What we do know is that the virus is likely to mutate to avoid the narrow spectrum mRNA vaccines. We don't know when / where / how.

That's what I call educated guesses in the dark.

PS. Please do us a favor and keep your ad-hominems for yourself. It may feel good in the moment, but it doesn't strengthen your arguments.

The virus will mutate no matter what regardless of vaccine. It's not the vaccines that are driving mutations. The vaccine basically programs a set of immune system regex stream filters. Maybe some mutants get past it, well then the immune system will generates another response to it as it goes on to infect other cells in the body etc...

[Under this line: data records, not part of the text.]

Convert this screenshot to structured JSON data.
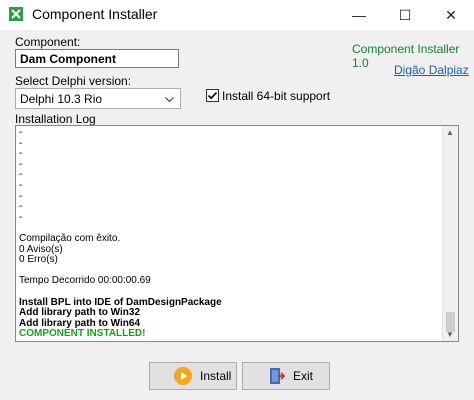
{
  "window": {
    "title": "Component Installer",
    "controls": {
      "minimize": "—",
      "maximize": "☐",
      "close": "✕"
    }
  },
  "header": {
    "component_label": "Component:",
    "component_value": "Dam Component",
    "version_text": "Component Installer 1.0",
    "author_link": "Digão Dalpiaz"
  },
  "delphi": {
    "label": "Select Delphi version:",
    "selected": "Delphi 10.3 Rio",
    "option_64bit_label": "Install 64-bit support",
    "option_64bit_checked": true
  },
  "log": {
    "label": "Installation Log",
    "lines": [
      "-",
      "-",
      "-",
      "-",
      "-",
      "-",
      "-",
      "-",
      "-",
      "",
      "Compilação com êxito.",
      "    0 Aviso(s)",
      "    0 Erro(s)",
      "",
      "Tempo Decorrido 00:00:00.69",
      "",
      "Install BPL into IDE of DamDesignPackage",
      "Add library path to Win32",
      "Add library path to Win64",
      "COMPONENT INSTALLED!"
    ],
    "success_color": "#1aa01a"
  },
  "buttons": {
    "install": "Install",
    "exit": "Exit"
  }
}
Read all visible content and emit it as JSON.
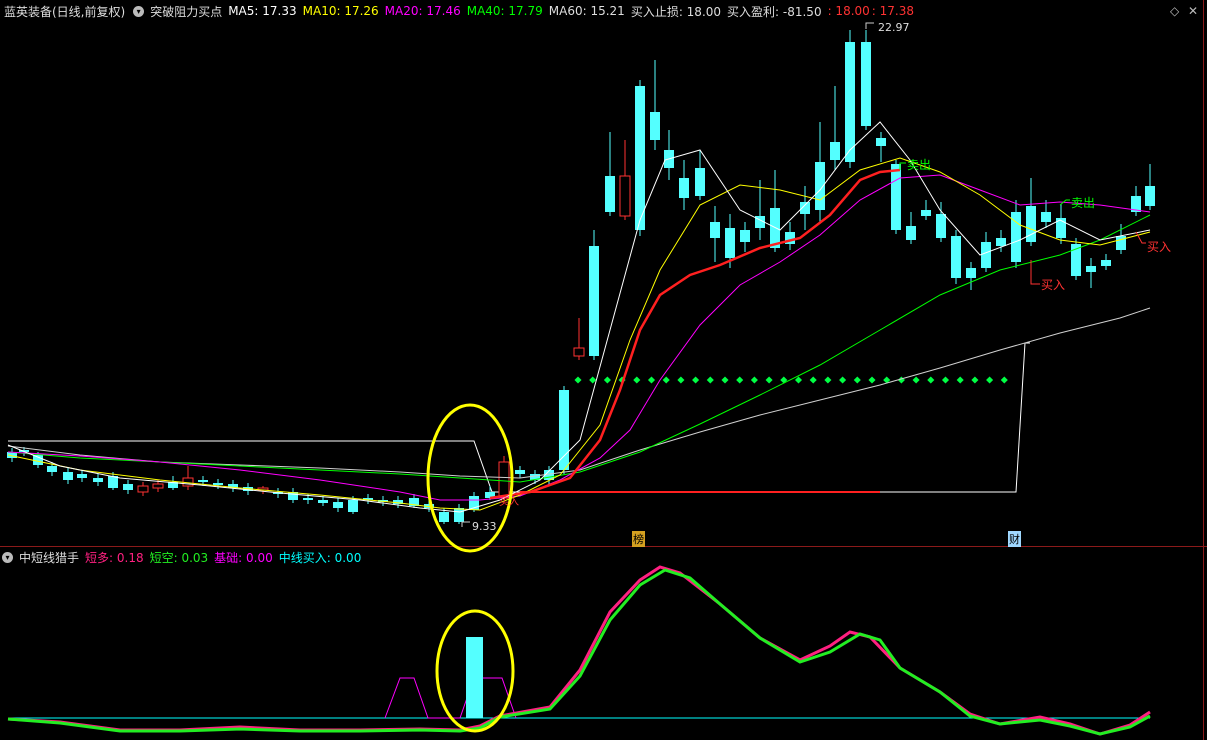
{
  "main_header": {
    "stock": "蓝英装备(日线,前复权)",
    "indicator": "突破阻力买点",
    "ma5": "MA5: 17.33",
    "ma10": "MA10: 17.26",
    "ma20": "MA20: 17.46",
    "ma40": "MA40: 17.79",
    "ma60": "MA60: 15.21",
    "buy_stop": "买入止损: 18.00",
    "buy_profit": "买入盈利: -81.50",
    "price_a": ": 18.00",
    "price_b": ": 17.38"
  },
  "sub_header": {
    "indicator": "中短线猎手",
    "short_long": "短多: 0.18",
    "short_short": "短空: 0.03",
    "base": "基础: 0.00",
    "mid_buy": "中线买入: 0.00"
  },
  "annotations": {
    "high_price": "22.97",
    "low_price": "9.33",
    "sell_1": "卖出",
    "sell_2": "卖出",
    "buy_1": "买入",
    "buy_2": "买入",
    "buy_3": "买入",
    "tag_bang": "榜",
    "tag_cai": "财"
  },
  "window_controls": {
    "diamond": "◇",
    "close": "✕"
  },
  "colors": {
    "up": "#ff3232",
    "down": "#54ffff",
    "ma5": "#ffffff",
    "ma10": "#ffff00",
    "ma20": "#ff00ff",
    "ma40": "#00ff00",
    "ma60": "#cccccc",
    "short_long": "#ff2080",
    "short_short": "#22ee22",
    "mid_buy": "#00ffff",
    "dotted": "#00ff44",
    "highlight": "#ffff00"
  }
}
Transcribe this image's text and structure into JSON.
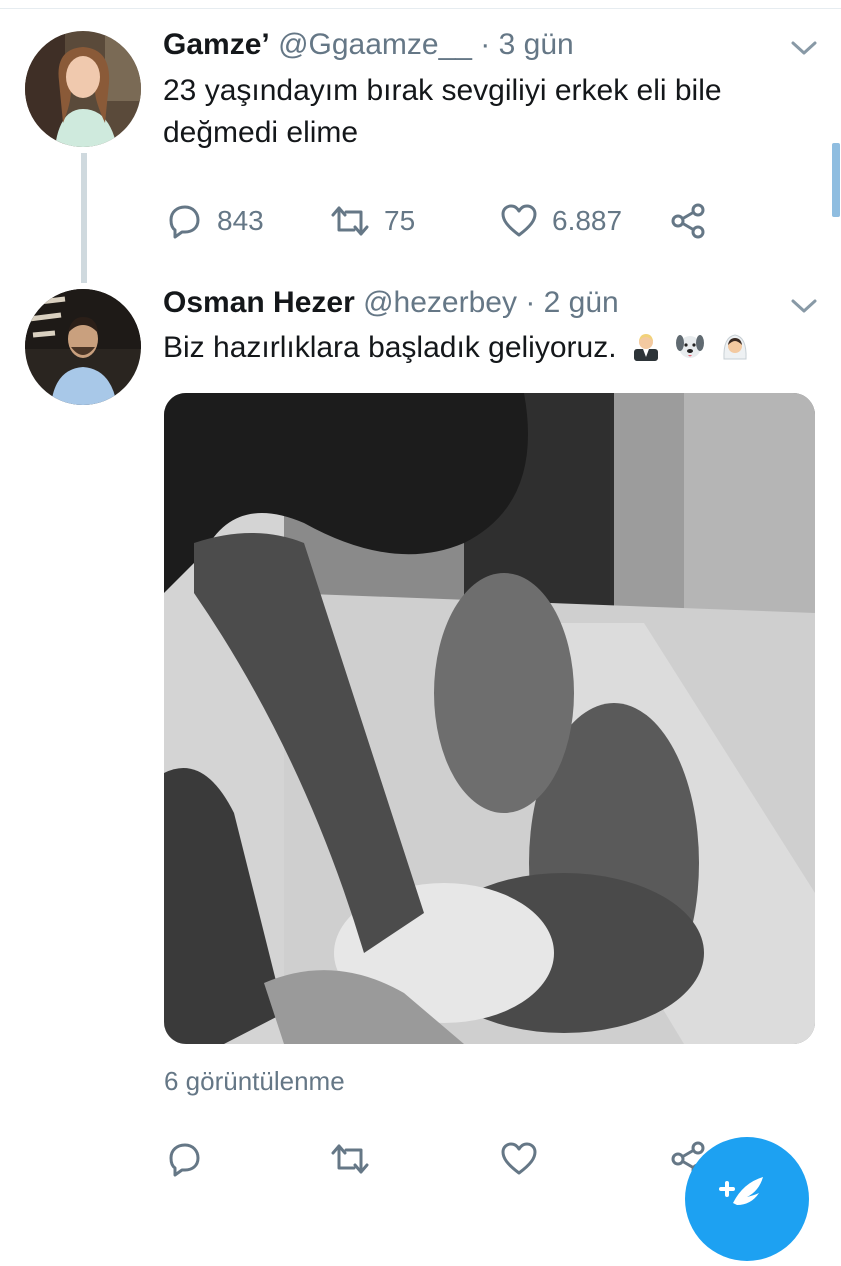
{
  "tweets": [
    {
      "name": "Gamze’",
      "handle": "@Ggaamze__",
      "separator": "·",
      "time": "3 gün",
      "text": "23 yaşındayım bırak sevgiliyi erkek eli bile değmedi elime",
      "replies": "843",
      "retweets": "75",
      "likes": "6.887"
    },
    {
      "name": "Osman Hezer",
      "handle": "@hezerbey",
      "separator": "·",
      "time": "2 gün",
      "text": "Biz hazırlıklara başladık geliyoruz.",
      "emojis": [
        "groom-emoji",
        "dog-emoji",
        "bride-emoji"
      ],
      "views": "6 görüntülenme"
    }
  ],
  "colors": {
    "accent": "#1da1f2",
    "secondary_text": "#657786",
    "primary_text": "#14171a"
  },
  "icons": [
    "reply-icon",
    "retweet-icon",
    "like-icon",
    "share-icon",
    "chevron-down-icon",
    "compose-tweet-icon"
  ]
}
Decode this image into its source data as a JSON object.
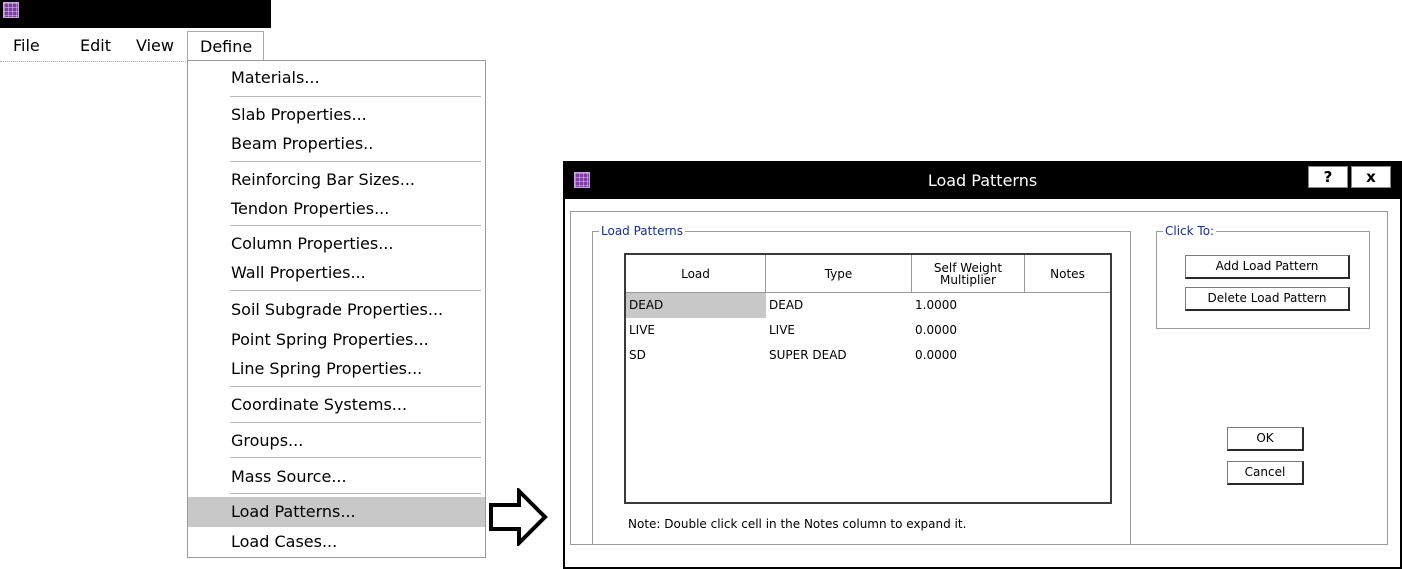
{
  "menubar": {
    "items": [
      "File",
      "Edit",
      "View",
      "Define"
    ]
  },
  "define_menu": {
    "items": [
      "Materials...",
      "Slab Properties...",
      "Beam Properties..",
      "Reinforcing Bar Sizes...",
      "Tendon Properties...",
      "Column Properties...",
      "Wall Properties...",
      "Soil Subgrade Properties...",
      "Point Spring Properties...",
      "Line Spring Properties...",
      "Coordinate Systems...",
      "Groups...",
      "Mass Source...",
      "Load Patterns...",
      "Load Cases..."
    ],
    "highlighted": "Load Patterns..."
  },
  "dialog": {
    "title": "Load Patterns",
    "help_label": "?",
    "close_label": "x",
    "group_load_patterns": "Load Patterns",
    "group_click_to": "Click To:",
    "columns": [
      "Load",
      "Type",
      "Self Weight Multiplier",
      "Notes"
    ],
    "rows": [
      {
        "load": "DEAD",
        "type": "DEAD",
        "multiplier": "1.0000",
        "notes": ""
      },
      {
        "load": "LIVE",
        "type": "LIVE",
        "multiplier": "0.0000",
        "notes": ""
      },
      {
        "load": "SD",
        "type": "SUPER DEAD",
        "multiplier": "0.0000",
        "notes": ""
      }
    ],
    "note": "Note:  Double click cell in the Notes column to expand it.",
    "add_button": "Add Load Pattern",
    "delete_button": "Delete Load Pattern",
    "ok_button": "OK",
    "cancel_button": "Cancel"
  },
  "colors": {
    "titlebar": "#000000",
    "highlight": "#c8c8c8",
    "legend_text": "#1a2f8a",
    "app_icon": "#7b3fa0"
  }
}
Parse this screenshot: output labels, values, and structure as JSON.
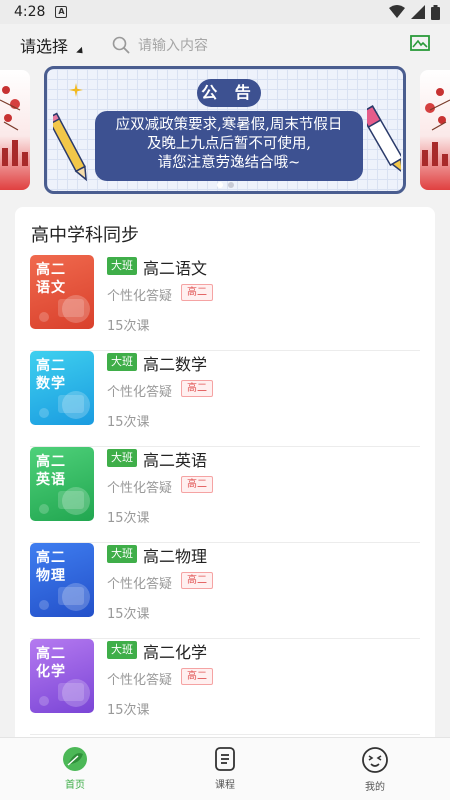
{
  "status": {
    "time": "4:28",
    "notif_icon": "A"
  },
  "header": {
    "select_label": "请选择",
    "search_placeholder": "请输入内容"
  },
  "banner": {
    "badge": "公 告",
    "line1": "应双减政策要求,寒暑假,周末节假日",
    "line2": "及晚上九点后暂不可使用,",
    "line3": "请您注意劳逸结合哦~"
  },
  "section": {
    "title": "高中学科同步"
  },
  "courses": [
    {
      "cover_l1": "高二",
      "cover_l2": "语文",
      "badge": "大班",
      "name": "高二语文",
      "desc": "个性化答疑",
      "grade": "高二",
      "lessons": "15次课",
      "color1": "#f06a4e",
      "color2": "#d9402c"
    },
    {
      "cover_l1": "高二",
      "cover_l2": "数学",
      "badge": "大班",
      "name": "高二数学",
      "desc": "个性化答疑",
      "grade": "高二",
      "lessons": "15次课",
      "color1": "#3fd0ef",
      "color2": "#1a9be0"
    },
    {
      "cover_l1": "高二",
      "cover_l2": "英语",
      "badge": "大班",
      "name": "高二英语",
      "desc": "个性化答疑",
      "grade": "高二",
      "lessons": "15次课",
      "color1": "#4fd17a",
      "color2": "#21a650"
    },
    {
      "cover_l1": "高二",
      "cover_l2": "物理",
      "badge": "大班",
      "name": "高二物理",
      "desc": "个性化答疑",
      "grade": "高二",
      "lessons": "15次课",
      "color1": "#3f7ef0",
      "color2": "#2350c9"
    },
    {
      "cover_l1": "高二",
      "cover_l2": "化学",
      "badge": "大班",
      "name": "高二化学",
      "desc": "个性化答疑",
      "grade": "高二",
      "lessons": "15次课",
      "color1": "#b57af0",
      "color2": "#7a45d6"
    }
  ],
  "nav": {
    "home": "首页",
    "courses": "课程",
    "mine": "我的"
  },
  "colors": {
    "accent": "#3fae49",
    "banner_blue": "#3d5191"
  }
}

Some of the original variants are thought to have arisen out of immuno-compromised pre-vaccinated patients. Maybe they got IVIg, monoclonal antibodies, or convalescent plasma.

Umm. Presumably you've had the chickenpox vaccine, the TDAP vaccine, and a bunch of others as a kid as a condition to go to school. These have been well studied for decades.

> but do get a vaccine-resistant infection later on.

This is a redherring.

This would be the equivalent to have never encountered covid and getting infected by that variant then. So you know maybe a new kid born in the next few months or something.

It'd also be equivalent to someone getting chemo that wipes out their immune system and now gets covid after they recover.

We are taking an open bet: will the vaccine resistant covid strain(s) that are likely to emerge be more/less virulent than Delta or not? I don't have a crystal ball, but given that we know that for <20s the risk of complications from Delta is vanishingly small, why take the bet?
All signs point to lambda being more virulent/deadly etc…. Still has nothing to do with the vaccines.

If covid mutates sufficiently fast, say as fast as HIV then we will have a big time problem.